IT Resume Workshop
Step 7: Projects / Labs Section
A Projects/Labs section is how you prove capability when your job titles don’t fully match your target role yet. Done right, it makes you look like you’ve already been doing the work.
Principle
Treat labs like projects. Give them a clear outcome, include the tech, and show evidence (GitHub, write-up, or a short link).
Where this section belongs
- If you’re early career or changing roles: place Projects/Labs above Education.
- If you’re mid-career with strong experience: Projects/Labs can be shorter and placed below Experience.
- Keep it tight: 2–4 projects max (high signal only).
What a “resume-ready” lab looks like
You want each project to read like something you could have done at work — even if it was built in a lab environment.
Project entry format
Project Name — Tech stack (link)
- 1–2 bullets describing what you built and why (outcome + scope)
- 1 bullet describing how you validated it (testing, monitoring, documentation)
- Optional: one metric (time saved, #users, #resources, etc.) if applicable
Avoid
- “Homelabbed Active Directory” (too vague)
- Long paragraphs explaining every step
- Listing tools without outcomes (“Used Azure, AD, DNS, DHCP…”)

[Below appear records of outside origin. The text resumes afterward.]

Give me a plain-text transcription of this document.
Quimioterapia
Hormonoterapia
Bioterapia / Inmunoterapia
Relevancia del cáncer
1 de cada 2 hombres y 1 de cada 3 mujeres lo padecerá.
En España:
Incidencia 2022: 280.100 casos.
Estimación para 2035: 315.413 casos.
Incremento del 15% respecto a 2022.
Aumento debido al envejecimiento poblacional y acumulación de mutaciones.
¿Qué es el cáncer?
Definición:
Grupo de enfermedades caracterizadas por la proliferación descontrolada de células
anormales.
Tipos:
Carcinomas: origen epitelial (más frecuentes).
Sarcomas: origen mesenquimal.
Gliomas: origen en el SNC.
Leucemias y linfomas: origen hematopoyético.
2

Examples (copy/paste starters)
Example 1 — AD / Windows Admin
Active Directory Lab Environment — Windows Server, AD DS, DNS, GPO (GitHub / write-up)
- Built a domain controller and configured DNS/DHCP with standard organizational OU structure.
- Created and tested GPOs for workstation hardening and user policy enforcement.
- Documented setup steps and validation checks to make the build repeatable.
Example 2 — Azure / Cloud
Azure VM + Network Build — Azure, VNets, NSGs, RBAC (GitHub / write-up)
- Deployed a secure lab network with segmented subnets, NSGs, and least-privilege RBAC access.
- Implemented baseline hardening and validated connectivity + access paths with test scenarios.
- Captured architecture notes and diagrams for quick rebuild and troubleshooting.
Example 3 — Automation
Onboarding Automation Script — PowerShell, AD, Group-based Access (GitHub)
- Automated user provisioning (user creation, group membership, baseline access) with PowerShell.
- Reduced manual steps and standardized access by enforcing a consistent group-based model.
- Added validation and logging output to support troubleshooting and repeatability.
Tip
If you have a public link, include it. If you can’t share code publicly, include a short write-up or a sanitized diagram instead.
Action
- Pick 2–4 labs/projects that match your target role (from Step 6).
- Rename each one to a “work-sounding” project title (clear + specific).
- Write 2–3 bullets per project using the same impact mindset as experience bullets.
- Add a link: GitHub, portfolio, or a short write-up (even a single page is fine).